The word ‘heart-stopping’ is often used to describe something excitingly suspenseful, but overly vigorous sex between a heart attack survivor and his or her lover could prove heart-stopping in the literal sense! Standard information available to individuals who are recovering from heart attacks usually mentions the period of time one should wait before engaging in sexual activity again, but many heart attack survivors require more extensive information.

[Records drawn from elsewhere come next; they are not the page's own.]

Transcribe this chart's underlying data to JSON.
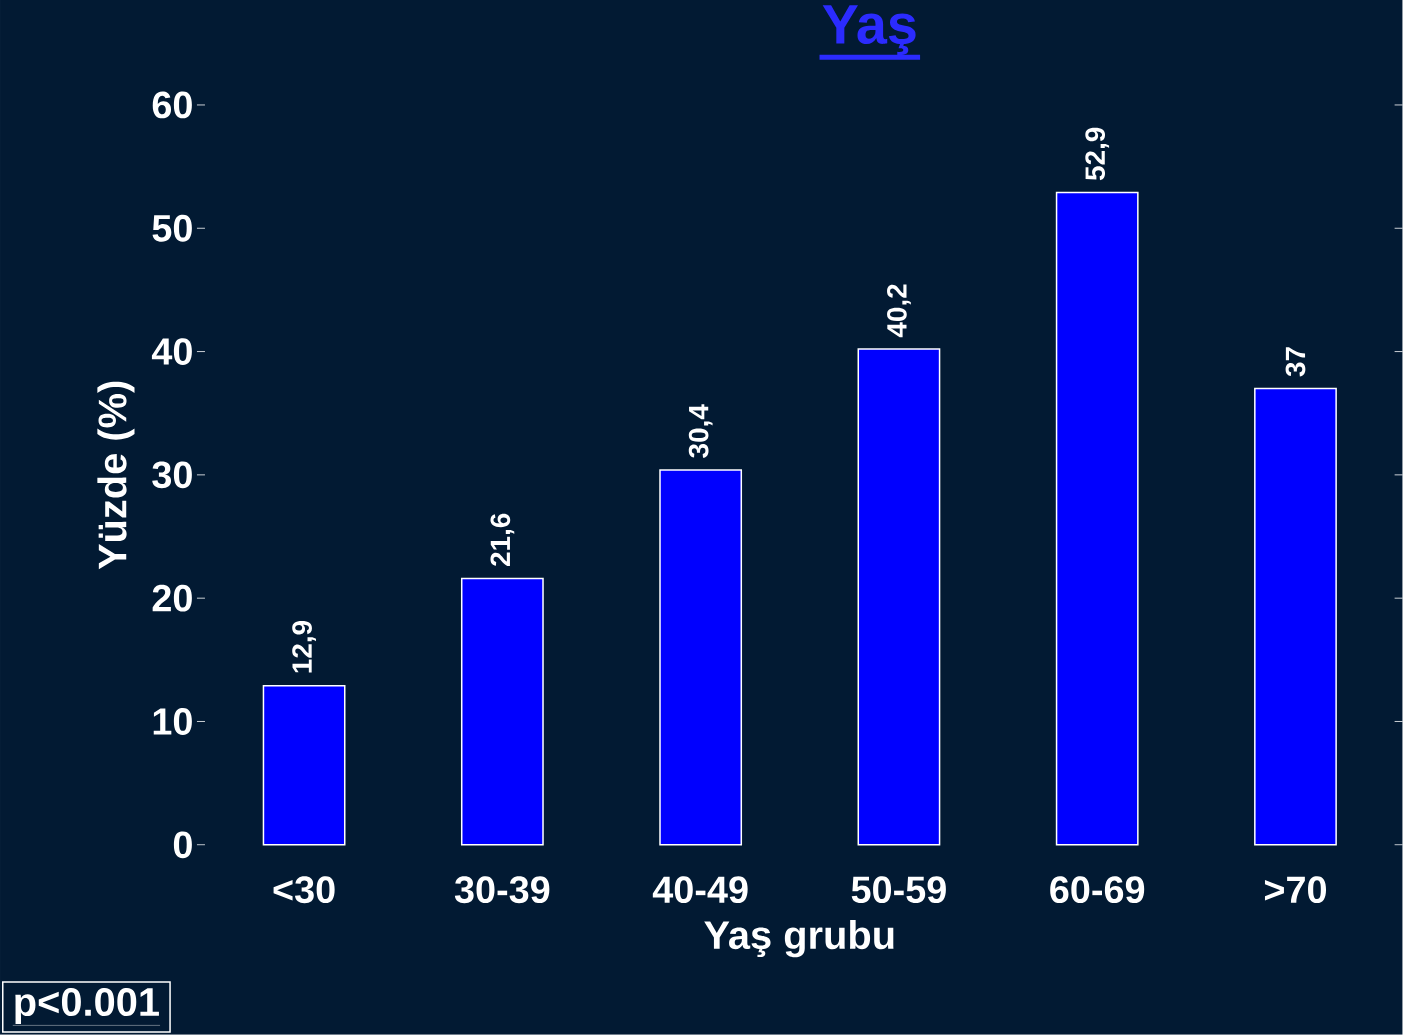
{
  "chart_data": {
    "type": "bar",
    "title": "Yaş",
    "xlabel": "Yaş grubu",
    "ylabel": "Yüzde (%)",
    "categories": [
      "<30",
      "30-39",
      "40-49",
      "50-59",
      "60-69",
      ">70"
    ],
    "values": [
      12.9,
      21.6,
      30.4,
      40.2,
      52.9,
      37
    ],
    "value_labels": [
      "12,9",
      "21,6",
      "30,4",
      "40,2",
      "52,9",
      "37"
    ],
    "color": "#0000ff",
    "ylim": [
      0,
      60
    ],
    "yticks": [
      0,
      10,
      20,
      30,
      40,
      50,
      60
    ],
    "annotations": [
      "p<0.001"
    ]
  }
}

Any heart condition requires caution in cardio exercise. Even though sex is not guaranteed to cause further heart problems, many people are understandably anxious after they have experienced a life-endangering medical situation. Many will not ask medical health professionals specific questions about what is safe and what is not, out of embarrassment. Recently, guidelines for handling the sexual health of people who are suffering or recovering from heart ailments were published jointly by American and European journals specializing in heart research.
One of the recommendations made in the guidelines is that anyone who has had a stroke, undergone a heart transplant, or has had other heart-related treatment should be given sex counselling. Counselling creates a space where patients feel encouraged to ask direct questions that will help them to avoid unwise activities. According to the paper, heart attack patients can resume having sex after one week has passed, on condition that they are not experiencing chest pain or other symptoms at rest or during brisk exercise. In the case of heart transplants, patients may have sex after six to eight weeks, provided that any incisions are healed.
One of the important aspects of resuming sex after heart complications is to start off slowly, and to report any unusual symptoms experienced during sex to a doctor. A professor of nursing from the Wichita State University in Kansas, who is the primary author of the guidelines, also recommended that recovering patients of bypass surgery do not take the sex position ‘on top’, as this could cause extra strain.
What the new guidelines suggest is that it is perfectly fine for people to engage in sex after experiencing even the most severe heart complications, provided that they maintain frank discussions with their doctors and follow important advice given.